After heapifying a node, the subtree rooted at that node becomes a valid sub-heap. Since we traverse in reverse order, the heap is constructed "from bottom to top."

The reason for choosing reverse order traversal is that it ensures the subtree below the current node is already a valid sub-heap, making the heapification of the current node effective.

It's worth noting that since leaf nodes have no children, they are naturally valid sub-heaps and do not require heapification. As shown in the code below, the last non-leaf node is the parent of the last node; we start from it and traverse in reverse order to perform heapification:

[file]{my_heap}-[class]{max_heap}-[func]{__init__}

Complexity Analysis

Next, let's attempt to derive the time complexity of this second heap construction method.

  • Assuming the complete binary tree has n nodes, then the number of leaf nodes is (n + 1) / 2, where / is floor division. Therefore, the number of nodes that need heapification is (n - 1) / 2.
  • In the top-to-bottom heapify process, each node is heapified at most to the leaf nodes, so the maximum number of iterations is the binary tree height \log n.

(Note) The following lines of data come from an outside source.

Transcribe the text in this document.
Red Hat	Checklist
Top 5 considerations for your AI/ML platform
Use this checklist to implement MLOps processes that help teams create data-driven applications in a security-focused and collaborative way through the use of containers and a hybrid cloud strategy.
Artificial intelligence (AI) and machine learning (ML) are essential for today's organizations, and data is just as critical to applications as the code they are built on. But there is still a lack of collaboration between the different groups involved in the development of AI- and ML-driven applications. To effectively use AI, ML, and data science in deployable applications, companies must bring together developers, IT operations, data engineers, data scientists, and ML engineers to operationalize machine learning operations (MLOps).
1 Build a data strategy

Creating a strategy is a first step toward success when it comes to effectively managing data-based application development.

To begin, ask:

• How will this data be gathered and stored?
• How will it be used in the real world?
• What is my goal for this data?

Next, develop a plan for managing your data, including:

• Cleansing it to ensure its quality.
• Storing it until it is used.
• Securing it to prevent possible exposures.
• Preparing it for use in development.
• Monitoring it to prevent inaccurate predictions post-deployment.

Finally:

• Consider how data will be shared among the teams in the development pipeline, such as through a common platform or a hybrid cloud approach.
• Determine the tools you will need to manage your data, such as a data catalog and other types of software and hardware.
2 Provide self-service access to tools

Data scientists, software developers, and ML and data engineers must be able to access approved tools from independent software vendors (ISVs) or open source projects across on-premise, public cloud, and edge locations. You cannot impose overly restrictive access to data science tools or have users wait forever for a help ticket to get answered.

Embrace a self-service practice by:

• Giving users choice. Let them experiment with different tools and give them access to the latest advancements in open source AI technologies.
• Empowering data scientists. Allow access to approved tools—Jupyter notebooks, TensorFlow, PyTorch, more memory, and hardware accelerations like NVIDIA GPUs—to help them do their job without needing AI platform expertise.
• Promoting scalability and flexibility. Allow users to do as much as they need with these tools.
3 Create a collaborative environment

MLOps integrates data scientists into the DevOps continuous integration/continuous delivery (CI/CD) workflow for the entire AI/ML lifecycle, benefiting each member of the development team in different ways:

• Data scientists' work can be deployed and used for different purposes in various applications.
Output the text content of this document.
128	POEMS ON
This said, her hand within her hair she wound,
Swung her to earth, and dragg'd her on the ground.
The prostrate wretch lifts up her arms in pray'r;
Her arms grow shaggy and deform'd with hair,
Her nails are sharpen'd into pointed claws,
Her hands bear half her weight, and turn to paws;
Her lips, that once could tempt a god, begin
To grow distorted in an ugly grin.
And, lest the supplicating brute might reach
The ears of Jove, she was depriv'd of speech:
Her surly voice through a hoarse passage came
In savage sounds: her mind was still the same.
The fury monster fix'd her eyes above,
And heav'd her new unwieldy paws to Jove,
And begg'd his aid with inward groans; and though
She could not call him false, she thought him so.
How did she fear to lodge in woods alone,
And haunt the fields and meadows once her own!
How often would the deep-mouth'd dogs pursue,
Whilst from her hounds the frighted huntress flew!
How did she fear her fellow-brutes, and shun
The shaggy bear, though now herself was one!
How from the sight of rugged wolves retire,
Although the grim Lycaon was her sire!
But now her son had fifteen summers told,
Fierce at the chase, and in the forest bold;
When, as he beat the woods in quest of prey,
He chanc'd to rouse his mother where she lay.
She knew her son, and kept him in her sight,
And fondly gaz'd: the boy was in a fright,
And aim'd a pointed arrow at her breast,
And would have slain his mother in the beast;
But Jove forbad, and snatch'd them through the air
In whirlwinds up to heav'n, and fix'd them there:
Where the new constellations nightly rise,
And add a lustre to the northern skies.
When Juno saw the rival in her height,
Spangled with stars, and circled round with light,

Multiplying these two together, we get a time complexity of O(n \log n) for the heap construction process. However, this estimate is not accurate because it doesn't account for the property that binary trees have far more nodes at lower levels than at upper levels.

Let's perform a more accurate calculation. To reduce calculation difficulty, assume a "perfect binary tree" with n nodes and height h; this assumption does not affect the correctness of the result.

Node count at each level of a perfect binary tree

As shown in the figure above, the maximum number of iterations for a node's "top-to-bottom heapify" equals the distance from that node to the leaf nodes, which is precisely the "node height." Therefore, we can sum the "number of nodes \times node height" at each level to obtain the total number of heapify iterations for all nodes.


T(h) = 2^0h + 2^1(h-1) + 2^2(h-2) + \dots + 2^{(h-1)}\times1

To simplify the above expression, we need to use sequence knowledge from high school. First, multiply T(h) by 2 to get:


\begin{aligned}
T(h) & = 2^0h + 2^1(h-1) + 2^2(h-2) + \dots + 2^{h-1}\times1 \newline
2 T(h) & = 2^1h + 2^2(h-1) + 2^3(h-2) + \dots + 2^{h}\times1 \newline
\end{aligned}

Using the method of differences, subtract the first equation T(h) from the second equation 2 T(h) to get:


2T(h) - T(h) = T(h) = -2^0h + 2^1 + 2^2 + \dots + 2^{h-1} + 2^h

Observing the above expression, we find that T(h) is a geometric series, which can be calculated directly using the sum formula, yielding a time complexity of:


\begin{aligned}
T(h) & = 2 \frac{1 - 2^h}{1 - 2} - h \newline
& = 2^{h+1} - h - 2 \newline
& = O(2^h)
\end{aligned}

Furthermore, a perfect binary tree with height h has n = 2^{h+1} - 1 nodes, so the complexity is O(2^h) = O(n). This derivation shows that the time complexity of building a heap from an input list is O(n), which is highly efficient.